Maar om ook aan Nederland onderzeeboten te verkopen, betrekken ze de Nederlandse industrie gedurende deze fase. En, let wel, de drie genoemde werven zijn echt bereid om dat te doen. Ze sluiten Nederlandse bedrijven niet uit. En er zijn bedrijven waar zij nog wat van kunnen leren, weten de werven ook. Een deel van de Nederlandse defensie-industrie was ook na de Walrusklasse bij onderzeebootprojecten in het buitenland betrokken.

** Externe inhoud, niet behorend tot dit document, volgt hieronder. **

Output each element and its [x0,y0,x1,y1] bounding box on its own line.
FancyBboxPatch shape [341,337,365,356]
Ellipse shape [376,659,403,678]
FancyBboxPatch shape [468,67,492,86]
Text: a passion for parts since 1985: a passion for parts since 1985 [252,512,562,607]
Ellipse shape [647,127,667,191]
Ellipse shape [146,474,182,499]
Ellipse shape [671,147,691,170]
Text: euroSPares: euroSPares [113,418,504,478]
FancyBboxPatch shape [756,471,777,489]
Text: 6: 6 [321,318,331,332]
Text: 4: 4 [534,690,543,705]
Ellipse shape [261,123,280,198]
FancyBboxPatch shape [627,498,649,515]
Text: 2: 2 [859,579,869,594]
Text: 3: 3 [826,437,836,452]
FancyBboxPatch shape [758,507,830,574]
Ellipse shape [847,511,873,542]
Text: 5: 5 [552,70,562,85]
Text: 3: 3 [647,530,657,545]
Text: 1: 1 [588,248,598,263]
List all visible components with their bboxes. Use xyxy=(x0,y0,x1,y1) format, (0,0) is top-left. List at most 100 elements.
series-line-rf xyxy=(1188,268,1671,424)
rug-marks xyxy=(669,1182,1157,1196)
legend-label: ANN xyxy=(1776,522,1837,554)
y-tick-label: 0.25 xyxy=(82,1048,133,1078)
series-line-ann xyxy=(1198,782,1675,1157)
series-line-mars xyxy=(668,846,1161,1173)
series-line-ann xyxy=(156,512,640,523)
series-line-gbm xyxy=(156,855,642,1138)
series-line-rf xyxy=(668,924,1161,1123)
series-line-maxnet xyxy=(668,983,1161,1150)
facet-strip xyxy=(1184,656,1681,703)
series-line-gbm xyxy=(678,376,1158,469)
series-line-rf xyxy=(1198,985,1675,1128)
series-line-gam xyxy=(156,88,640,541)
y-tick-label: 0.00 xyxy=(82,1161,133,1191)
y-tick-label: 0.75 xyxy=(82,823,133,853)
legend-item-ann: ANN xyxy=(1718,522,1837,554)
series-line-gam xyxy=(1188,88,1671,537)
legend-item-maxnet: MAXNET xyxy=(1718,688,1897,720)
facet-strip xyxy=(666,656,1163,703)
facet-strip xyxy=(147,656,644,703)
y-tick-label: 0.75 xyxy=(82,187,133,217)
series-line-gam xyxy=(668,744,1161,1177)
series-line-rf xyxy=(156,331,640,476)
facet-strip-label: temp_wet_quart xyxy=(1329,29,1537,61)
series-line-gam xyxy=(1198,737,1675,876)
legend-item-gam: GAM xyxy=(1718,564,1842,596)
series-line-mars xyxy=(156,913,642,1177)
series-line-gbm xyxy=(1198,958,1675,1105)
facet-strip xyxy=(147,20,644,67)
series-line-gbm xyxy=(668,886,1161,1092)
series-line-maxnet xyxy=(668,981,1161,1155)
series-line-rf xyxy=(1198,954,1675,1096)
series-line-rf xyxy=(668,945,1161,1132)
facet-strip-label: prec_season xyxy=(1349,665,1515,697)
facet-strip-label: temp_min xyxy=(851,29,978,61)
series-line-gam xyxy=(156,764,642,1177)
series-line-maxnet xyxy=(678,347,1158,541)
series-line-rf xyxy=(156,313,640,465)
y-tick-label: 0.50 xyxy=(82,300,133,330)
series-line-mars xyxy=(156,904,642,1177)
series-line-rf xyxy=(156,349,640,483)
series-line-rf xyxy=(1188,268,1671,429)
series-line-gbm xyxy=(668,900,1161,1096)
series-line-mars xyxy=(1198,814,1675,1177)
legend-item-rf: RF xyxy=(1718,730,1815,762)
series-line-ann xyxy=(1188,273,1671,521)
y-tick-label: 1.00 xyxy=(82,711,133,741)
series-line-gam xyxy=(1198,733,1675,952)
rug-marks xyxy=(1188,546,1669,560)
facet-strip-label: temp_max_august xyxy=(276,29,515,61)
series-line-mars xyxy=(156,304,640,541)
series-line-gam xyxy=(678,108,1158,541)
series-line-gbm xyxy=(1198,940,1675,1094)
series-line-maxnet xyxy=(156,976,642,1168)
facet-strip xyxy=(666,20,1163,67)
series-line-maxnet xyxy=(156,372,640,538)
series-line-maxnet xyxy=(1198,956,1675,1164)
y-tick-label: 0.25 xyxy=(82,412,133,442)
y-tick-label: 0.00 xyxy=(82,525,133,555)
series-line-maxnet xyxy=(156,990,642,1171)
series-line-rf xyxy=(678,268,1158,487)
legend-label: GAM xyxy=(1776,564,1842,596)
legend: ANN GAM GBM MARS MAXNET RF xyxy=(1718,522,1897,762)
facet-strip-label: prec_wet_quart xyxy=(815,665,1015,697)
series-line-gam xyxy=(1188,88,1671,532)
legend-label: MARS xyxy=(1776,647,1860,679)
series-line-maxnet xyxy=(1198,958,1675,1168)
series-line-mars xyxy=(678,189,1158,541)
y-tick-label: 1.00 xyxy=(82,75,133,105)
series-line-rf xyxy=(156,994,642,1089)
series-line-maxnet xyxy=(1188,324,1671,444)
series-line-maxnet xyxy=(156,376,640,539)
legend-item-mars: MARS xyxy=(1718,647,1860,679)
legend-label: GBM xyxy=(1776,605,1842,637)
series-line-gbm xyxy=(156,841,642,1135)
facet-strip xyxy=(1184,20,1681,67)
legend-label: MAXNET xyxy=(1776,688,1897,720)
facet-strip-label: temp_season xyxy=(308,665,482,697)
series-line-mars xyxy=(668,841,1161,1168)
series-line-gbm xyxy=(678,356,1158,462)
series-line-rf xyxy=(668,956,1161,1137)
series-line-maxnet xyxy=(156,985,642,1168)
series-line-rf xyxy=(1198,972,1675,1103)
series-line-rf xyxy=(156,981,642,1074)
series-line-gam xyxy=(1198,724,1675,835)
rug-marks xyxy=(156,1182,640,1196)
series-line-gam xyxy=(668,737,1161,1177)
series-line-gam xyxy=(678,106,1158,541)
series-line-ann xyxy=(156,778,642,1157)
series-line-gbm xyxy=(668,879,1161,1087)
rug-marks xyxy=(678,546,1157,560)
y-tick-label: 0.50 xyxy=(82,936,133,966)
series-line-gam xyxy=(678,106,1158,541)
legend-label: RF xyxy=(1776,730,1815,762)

De Walrusklasse heeft in het buitenland een uitstekende reputatie, dus er valt voor de werven meer te halen dan alleen export.

Kans om aan boord te komen
Voor de Nederlandse defensie-industrie is er dus een unieke kans om aan boord te komen. Dat klinkt mooi, maar het is een kans en geen garantie. Uiteindelijk bepaalt de buitenlandse scheepswerf of het echt gaat gebeuren, Defensie heeft immers geen eis gesteld dat bepaalde Nederlandse bedrijven voor x% deel moeten uitmaken van het team.

Om aan boord te komen van Nederlandse onderzeeboten, moeten Nederlandse bedrijven het dus uitvechten met bestaande partners van de scheepswerven, tegen gegarandeerd enorme kosten.

Een deel van de bedrijven zou uit kostenoverwegingen kunnen kiezen om slechts met één werf samen te werken en niet met de andere twee. Andere zullen mogelijk helemaal niet mee kunnen doen. Bovendien zijn er nieuwe, jonge Nederlandse bedrijven die in de toekomst van waarde kunnen zijn, maar voor wie het nu extra lastig is om mee te kunnen doen.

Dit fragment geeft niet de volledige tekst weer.